В умах присутствует суждение, что «война стимулирует развитие»

И ровно вот отсюда может вылезти … разное. Во-первых, это то самое разделение на блоки. Варианты здесь могут быть разные — от вещей относительно нормальных, типа американского акта контроля инфляции (который на самом деле устанавливает преференции выделенным секторам типа зеленой энергии, тонкой химии и AI — и Европа немедленно взвыла) и до жесткого размежевания, возможно, под соусом безопасности. Мол, нет у нас своих чипов, надо любой ценой завезти, пусть хоть на пять поколений старше и на порядок дороже, но надо. И вполне могут завезти, при должной мотивации. Важен еще и возможный психологически-патриотический эффект: ранее «этого» у нас не производилось, теперь оно есть, пусть кривое и корявое, а что вбухали туда тонны денег и жить стали объективно хуже — не беда, деды хуже жили, и ничего.

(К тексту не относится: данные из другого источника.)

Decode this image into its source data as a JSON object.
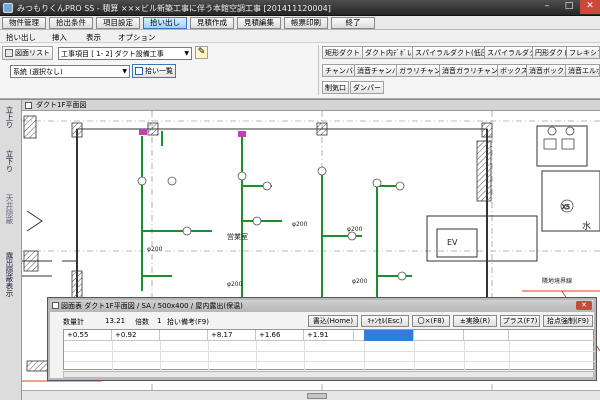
{
  "window": {
    "title": "みつもりくんPRO SS - 積算 ×××ビル新築工事に伴う本館空調工事 [201411120004]",
    "min_label": "–",
    "max_label": "□",
    "close_label": "✕"
  },
  "menubar": [
    "物件管理",
    "拾出条件",
    "項目設定",
    "拾い出し",
    "見積作成",
    "見積編集",
    "帳票印刷",
    "終了"
  ],
  "menubar_active_index": 3,
  "ribbon_tabs": [
    "拾い出し",
    "挿入",
    "表示",
    "オプション"
  ],
  "toolbar": {
    "drawing_list_label": "図面リスト",
    "work_item_combo": "工事項目 [ 1- 2] ダクト設備工事",
    "system_combo": "系統 (選択なし)",
    "pick_list_label": "拾い一覧",
    "duct_buttons_row1": [
      "矩形ダクト",
      "ダクト内ﾃﾞﾎﾞい",
      "スパイラルダクト(低圧)",
      "スパイラルダクト(高圧)",
      "円形ダクト",
      "フレキシブルダクト"
    ],
    "duct_buttons_row2": [
      "チャンバー",
      "消音チャンバー",
      "ガラリチャンバー",
      "消音ガラリチャンバー",
      "ボックス",
      "消音ボックス",
      "消音エルボ"
    ],
    "duct_buttons_row3": [
      "制気口",
      "ダンパー"
    ]
  },
  "left_panel": {
    "tab1": "立上り",
    "tab2": "立下り",
    "tab3": "天井隠蔽",
    "tab4": "露出隠蔽表示"
  },
  "drawing_window": {
    "title": "ダクト1F平面図",
    "labels": {
      "room": "営業室",
      "ev": "EV",
      "x5": "X5",
      "water": "水",
      "dim1": "φ200",
      "dim2": "φ200",
      "dim3": "φ200",
      "dim4": "φ200",
      "dim5": "φ200",
      "adjacent": "隣地境界線"
    }
  },
  "dialog": {
    "title": "図面表 ダクト1F平面図 / SA / 500x400 / 屋内露出(保温)",
    "close_label": "✕",
    "qty_label": "数量計",
    "qty_value": "13.21",
    "factor_label": "倍数",
    "factor_value": "1",
    "note_label": "拾い備考(F9)",
    "buttons": [
      "書込(Home)",
      "ｷｬﾝｾﾙ(Esc)",
      "〇×(F8)",
      "±実換(R)",
      "プラス(F7)",
      "拾点強制(F9)"
    ],
    "row_values": [
      "+0.55",
      "+0.92",
      "+8.17",
      "+1.66",
      "+1.91"
    ]
  },
  "colors": {
    "duct_green": "#1a8f2b",
    "highlight_blue": "#2f7fd9",
    "fitting_magenta": "#c23fb5"
  }
}
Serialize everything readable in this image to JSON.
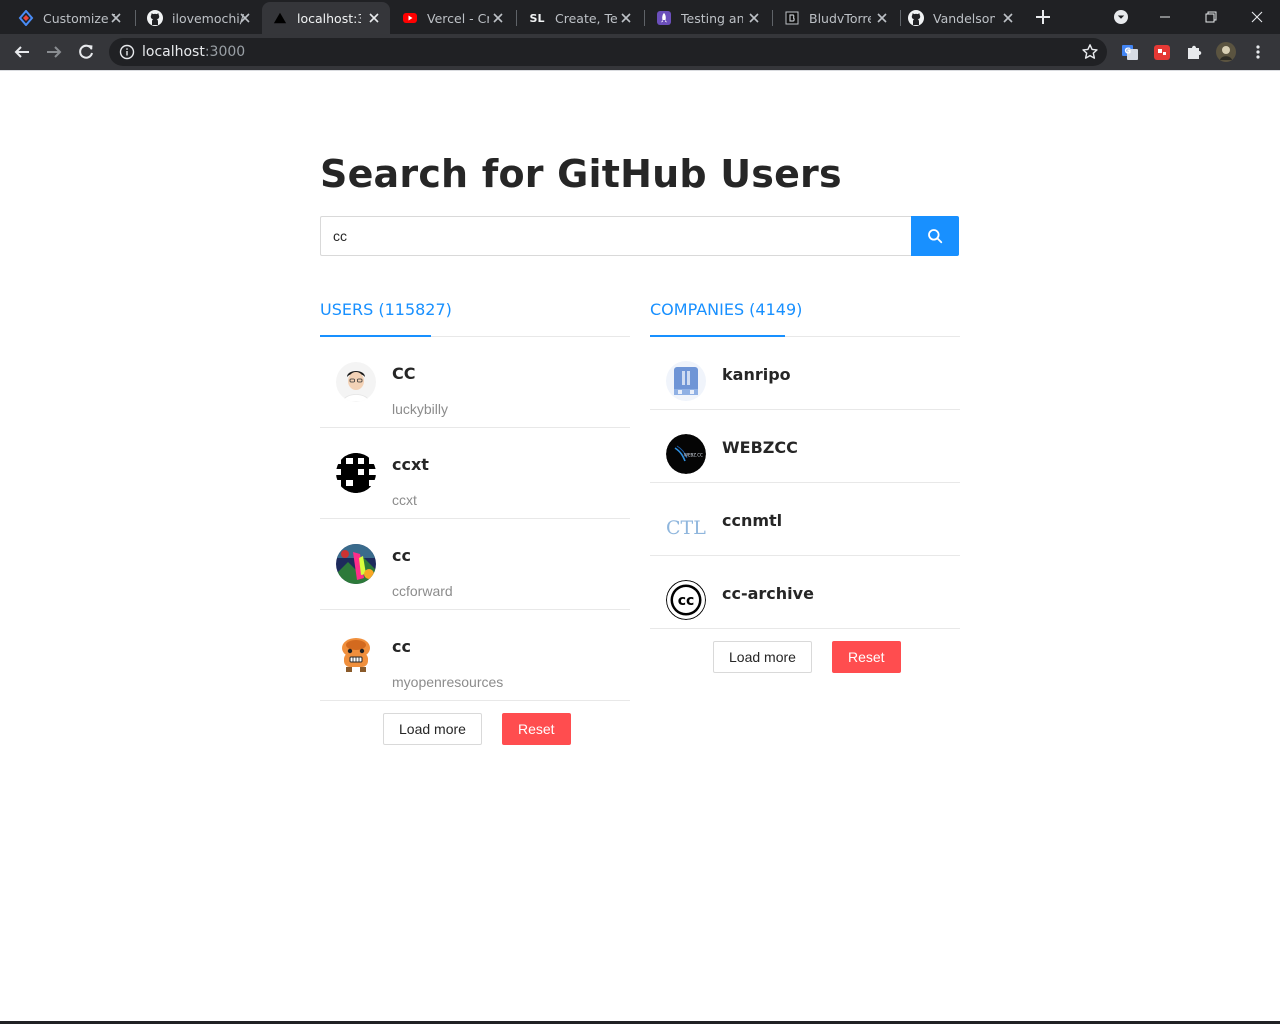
{
  "browser": {
    "tabs": [
      {
        "title": "Customize T",
        "icon": "kite-icon"
      },
      {
        "title": "ilovemochi/",
        "icon": "github-icon"
      },
      {
        "title": "localhost:30",
        "icon": "vercel-triangle-icon",
        "active": true
      },
      {
        "title": "Vercel - Cre",
        "icon": "youtube-icon"
      },
      {
        "title": "Create, Test",
        "icon": "sl-icon"
      },
      {
        "title": "Testing and",
        "icon": "rocket-icon"
      },
      {
        "title": "BludvTorren",
        "icon": "bludv-icon"
      },
      {
        "title": "Vandelson7",
        "icon": "github-icon"
      }
    ],
    "url_host": "localhost",
    "url_port": ":3000"
  },
  "page": {
    "title": "Search for GitHub Users",
    "search": {
      "value": "cc",
      "icon": "search-icon",
      "color": "#1890ff"
    }
  },
  "users": {
    "tab_label": "USERS (115827)",
    "items": [
      {
        "name": "CC",
        "login": "luckybilly"
      },
      {
        "name": "ccxt",
        "login": "ccxt"
      },
      {
        "name": "cc",
        "login": "ccforward"
      },
      {
        "name": "cc",
        "login": "myopenresources"
      }
    ],
    "load_more": "Load more",
    "reset": "Reset"
  },
  "companies": {
    "tab_label": "COMPANIES (4149)",
    "items": [
      {
        "name": "kanripo",
        "login": ""
      },
      {
        "name": "WEBZCC",
        "login": ""
      },
      {
        "name": "ccnmtl",
        "login": ""
      },
      {
        "name": "cc-archive",
        "login": ""
      }
    ],
    "load_more": "Load more",
    "reset": "Reset"
  },
  "logos": {
    "webzcc": "WEBZ.CC",
    "ctl": "CTL",
    "cc": "cc"
  },
  "colors": {
    "primary": "#1890ff",
    "danger": "#ff4d4f",
    "heading": "#262626",
    "secondary_text": "#8c8c8c"
  }
}
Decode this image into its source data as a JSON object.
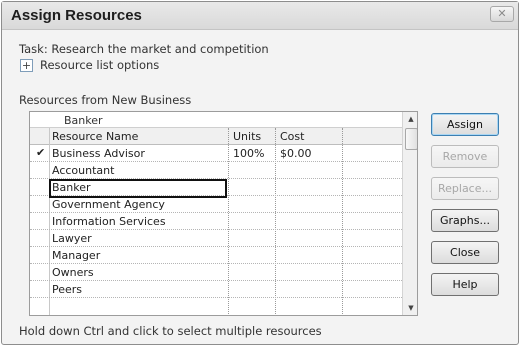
{
  "dialog": {
    "title": "Assign Resources",
    "close_glyph": "✕"
  },
  "task_label": "Task: Research the market and competition",
  "options": {
    "expand_glyph": "+",
    "label": "Resource list options"
  },
  "resources_label": "Resources from New Business",
  "grid": {
    "entry_value": "Banker",
    "headers": {
      "name": "Resource Name",
      "units": "Units",
      "cost": "Cost"
    },
    "rows": [
      {
        "check": "✔",
        "name": "Business Advisor",
        "units": "100%",
        "cost": "$0.00"
      },
      {
        "check": "",
        "name": "Accountant",
        "units": "",
        "cost": ""
      },
      {
        "check": "",
        "name": "Banker",
        "units": "",
        "cost": ""
      },
      {
        "check": "",
        "name": "Government Agency",
        "units": "",
        "cost": ""
      },
      {
        "check": "",
        "name": "Information Services",
        "units": "",
        "cost": ""
      },
      {
        "check": "",
        "name": "Lawyer",
        "units": "",
        "cost": ""
      },
      {
        "check": "",
        "name": "Manager",
        "units": "",
        "cost": ""
      },
      {
        "check": "",
        "name": "Owners",
        "units": "",
        "cost": ""
      },
      {
        "check": "",
        "name": "Peers",
        "units": "",
        "cost": ""
      }
    ],
    "scroll_up_glyph": "▲",
    "scroll_down_glyph": "▼"
  },
  "buttons": {
    "assign": "Assign",
    "remove": "Remove",
    "replace": "Replace...",
    "graphs": "Graphs...",
    "close": "Close",
    "help": "Help"
  },
  "hint": "Hold down Ctrl and click to select multiple resources"
}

Во-вторых, резко возрастает риск серьезной войны. Война, с экономической точки зрения, вполне может быть осмысленна в доглобальном периоде (победили врагов и ограбили их, ну отлично же!), но в нынешнем глобальном она означает разрушение накопленного капитала, физическое уничтожение потребителей твоих же товаров и, не исключено, кооперантов в сложившейся системе разделения труда. Вместе с тем, в умах присутствует суждение, что «война стимулирует развитие» — и это тоже вполне может влиять на принятие того или иного решения.

С другой стороны, это всё может обернуться относительно спокойным бултыханием в силу проявляющейся деградации национальных государств и наций как феномена; грубо говоря, «пополаны элитам не дадут особо разгуляться». Речь идет о постепенном (пока постепенном!) разрыве прямой и жесткой связи «человек — государство», характерной для государств последних двух с половиной веков. Национальное государство немыслимо без нации как политического конструкта, без массовой армии крестьянского происхождения, без архетипичных мотиваторов вида «наших бьют» либо «погнали наши городских», в зависимости от ситуации.

Но уже сейчас элиты вынуждены, скорее, договариваться с людьми, потому как те постепенно привыкают задавать им простой вопрос: «А чем ты мне за это заплатишь?» И отсюда уже не очень далеко и до трансформации государств. Вопрос куда именно — и он остается открытым, особенно с учетом старения населения и прекращения роста его численности в некоторых странах, что повышает ценность людей, в том числе и для них самих.

Будущее не предопределено, и картина его не ясна. Кроме того, завершается вековой тренд экономического развития (но не технологического — такой вот парадокс), и это порождает свою новую неопределенность. Посмотрим по ситуации.